100% Offset Loan Account

A loan that allows you to decrease your interest charges by combining all your banking transactions with your loan. Your income is deposited into an offset account that is directly linked to your loan. As you need your money, you can withdraw it via EFTPOS, ATM, linked credit card or cheque book.Any balance in the offset account is then 100% 'offset' against your loan. This reduces the amount of interest you have to repay, making your money work harder for you.

Advantages:

  • Can save you substantial amount of interest if used correctly.
  • Operates like a normal transaction account and has a chequebook, ATM card, etc.

Disadvantages:

  • May have higher monthly fees.
  • May require a minimum balance in the account.
  • May be a slightly higher interest rate.
  • Requires disciplined borrowers.

Line of Credit Loan

This loan provides you with access to the equity in your home or investment properties.You are given a credit limit secured against your property, and when you need funds, you draw against that limit.As you pay back the loan, the money becomes available to you again. The interest rate on a line of credit loan is usually a variable rate and repayments are interest only.

Advantages:

  • You have ready access to money as long as the balance doesn’t exceed the approved limit.
  • You can make repayments as you see fit.
  • Rates are generally lower than a personal loan or credit card.

Disadvantages:

  • Unless care is shown it is possible to reduce the equity you have built in your home.
  • Requires disciplined borrowers to ensure that overtime the principal of the loan is reduced.
  • Can cause confusion at tax time if funds are drawn for personal purposes.
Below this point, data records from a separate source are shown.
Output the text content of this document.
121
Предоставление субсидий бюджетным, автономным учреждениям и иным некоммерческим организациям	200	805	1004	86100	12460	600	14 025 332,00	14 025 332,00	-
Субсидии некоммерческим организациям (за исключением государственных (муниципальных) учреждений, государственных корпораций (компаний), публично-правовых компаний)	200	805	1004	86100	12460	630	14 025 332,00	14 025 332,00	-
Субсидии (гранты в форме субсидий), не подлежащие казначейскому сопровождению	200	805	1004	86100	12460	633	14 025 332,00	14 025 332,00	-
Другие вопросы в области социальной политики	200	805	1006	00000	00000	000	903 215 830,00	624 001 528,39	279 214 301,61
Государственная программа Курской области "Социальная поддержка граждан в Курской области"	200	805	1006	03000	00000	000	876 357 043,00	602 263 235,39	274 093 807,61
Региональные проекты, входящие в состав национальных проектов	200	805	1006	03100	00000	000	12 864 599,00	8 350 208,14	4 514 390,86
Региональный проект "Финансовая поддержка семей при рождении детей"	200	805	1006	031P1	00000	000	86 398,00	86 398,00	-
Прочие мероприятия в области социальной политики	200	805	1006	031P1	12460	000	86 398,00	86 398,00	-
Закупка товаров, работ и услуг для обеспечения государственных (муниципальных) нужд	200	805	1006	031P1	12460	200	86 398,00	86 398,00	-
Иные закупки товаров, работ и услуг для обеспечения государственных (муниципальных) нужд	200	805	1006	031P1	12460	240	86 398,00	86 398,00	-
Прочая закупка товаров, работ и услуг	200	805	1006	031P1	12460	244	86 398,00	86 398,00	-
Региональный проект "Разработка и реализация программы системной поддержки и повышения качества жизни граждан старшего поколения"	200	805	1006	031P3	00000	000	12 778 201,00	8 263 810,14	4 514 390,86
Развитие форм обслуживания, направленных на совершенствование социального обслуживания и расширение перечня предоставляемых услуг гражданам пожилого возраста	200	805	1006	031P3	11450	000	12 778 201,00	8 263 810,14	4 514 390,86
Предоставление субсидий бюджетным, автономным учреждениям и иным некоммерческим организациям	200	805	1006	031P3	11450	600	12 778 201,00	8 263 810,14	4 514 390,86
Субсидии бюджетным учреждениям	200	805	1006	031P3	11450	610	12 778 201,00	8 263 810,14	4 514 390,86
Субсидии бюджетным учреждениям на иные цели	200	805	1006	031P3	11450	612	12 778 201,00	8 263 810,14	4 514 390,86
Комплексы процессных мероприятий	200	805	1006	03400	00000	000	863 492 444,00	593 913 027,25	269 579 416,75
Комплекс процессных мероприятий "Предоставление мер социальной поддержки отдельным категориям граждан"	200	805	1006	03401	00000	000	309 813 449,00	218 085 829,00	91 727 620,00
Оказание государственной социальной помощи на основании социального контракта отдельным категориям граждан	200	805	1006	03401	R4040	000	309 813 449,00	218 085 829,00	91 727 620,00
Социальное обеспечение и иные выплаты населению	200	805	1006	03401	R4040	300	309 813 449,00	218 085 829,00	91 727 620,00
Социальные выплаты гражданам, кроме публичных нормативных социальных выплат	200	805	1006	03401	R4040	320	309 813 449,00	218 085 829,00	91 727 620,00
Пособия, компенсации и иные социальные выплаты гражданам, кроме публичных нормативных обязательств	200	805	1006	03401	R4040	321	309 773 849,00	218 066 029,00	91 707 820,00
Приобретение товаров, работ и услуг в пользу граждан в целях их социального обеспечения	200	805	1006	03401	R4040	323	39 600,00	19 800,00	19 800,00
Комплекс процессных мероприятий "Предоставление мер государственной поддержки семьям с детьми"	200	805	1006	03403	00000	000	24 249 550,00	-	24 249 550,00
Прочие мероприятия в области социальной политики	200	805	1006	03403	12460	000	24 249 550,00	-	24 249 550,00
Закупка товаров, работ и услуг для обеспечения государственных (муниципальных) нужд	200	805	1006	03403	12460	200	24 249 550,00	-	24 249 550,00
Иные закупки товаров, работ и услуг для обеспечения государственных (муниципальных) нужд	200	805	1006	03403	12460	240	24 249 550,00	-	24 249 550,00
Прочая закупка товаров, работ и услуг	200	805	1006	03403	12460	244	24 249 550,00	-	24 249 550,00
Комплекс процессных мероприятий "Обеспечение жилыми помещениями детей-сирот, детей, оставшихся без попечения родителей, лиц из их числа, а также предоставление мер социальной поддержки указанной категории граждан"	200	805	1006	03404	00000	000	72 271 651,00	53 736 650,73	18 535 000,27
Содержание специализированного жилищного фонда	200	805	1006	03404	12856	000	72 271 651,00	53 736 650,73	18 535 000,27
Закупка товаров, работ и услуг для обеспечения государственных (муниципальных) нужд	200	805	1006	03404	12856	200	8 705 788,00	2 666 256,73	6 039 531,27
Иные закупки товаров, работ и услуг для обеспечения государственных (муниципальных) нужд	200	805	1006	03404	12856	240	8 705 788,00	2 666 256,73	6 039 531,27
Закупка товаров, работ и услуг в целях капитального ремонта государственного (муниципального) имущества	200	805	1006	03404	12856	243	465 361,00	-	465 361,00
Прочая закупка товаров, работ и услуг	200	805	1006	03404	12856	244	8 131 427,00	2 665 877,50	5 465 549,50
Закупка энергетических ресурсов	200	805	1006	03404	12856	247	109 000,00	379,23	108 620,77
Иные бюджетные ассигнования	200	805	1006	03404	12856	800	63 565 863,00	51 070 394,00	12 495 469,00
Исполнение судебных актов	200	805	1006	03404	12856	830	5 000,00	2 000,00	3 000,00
Low-Doc & Credit Impaired Loans

This loan is suited to investors or self-employed borrowers who do not meet the 'standard' lending criteria. This may include those with an impaired credit history, those who are unable to provide the required documentation in support of their loan application, or those who wish to borrow more than 100% of the property value.Rather than produce payslips, tax returns or other proof of income, the lender asks you state your income - a process called self-verification.

Advantages:

  • Simple income declaration form.
  • No tax returns or financial statements.
  • Can have features such as redraw, line of credit, variable or fixed rates, principal and interest or interest only.

Disadvantages:

  • Generally a higher interest rate than standard loans.
  • You will pay additional fees and charges, including ‘risk fees’.

Construction Loans

This loan provides funding for building property or extensive renovations in a way that has you pay the lowest repayments during construction.The loan requires a fixed price building contract from a registered builder.The loan is drawn down in instalments to pay the builder. During construction the repayments are usually interest only, payable on only the amount of the loan that has been drawn down. Once the building is completed, the loan will then convert to whatever loan you have negotiated with your lender.

Advantages:

  • Competitive variable interest rates.
  • Facility to draw money when necessary whilst building.
  • Interest only payments during the building period.
  • Additional payments can be made.

Disadvantages:

  • Requires a fixed price building contract leaving little room for change whilst building.
  • Some lenders charge a fee for every time you draw money whilst building.
  • If interest rates rise your repayments will rise.
  • If you are an owner builder, you will be required to present detailed costings including quotes and all relevant insurances which may be time consuming

Bridging Loans

This is a temporary loan providing financial cover which enables you to build or buy your new property before you sell your current home.

Advantages:

  • You can complete the purchase of a new property before selling your existing property.
  • You can minimize pressure, including not being forced to sell your existing home at a lower price.

Disadvantages:

  • Interest payments will keep adding up until your existing property sells.
  • Sufficient equity is required in your current home to support the purchase.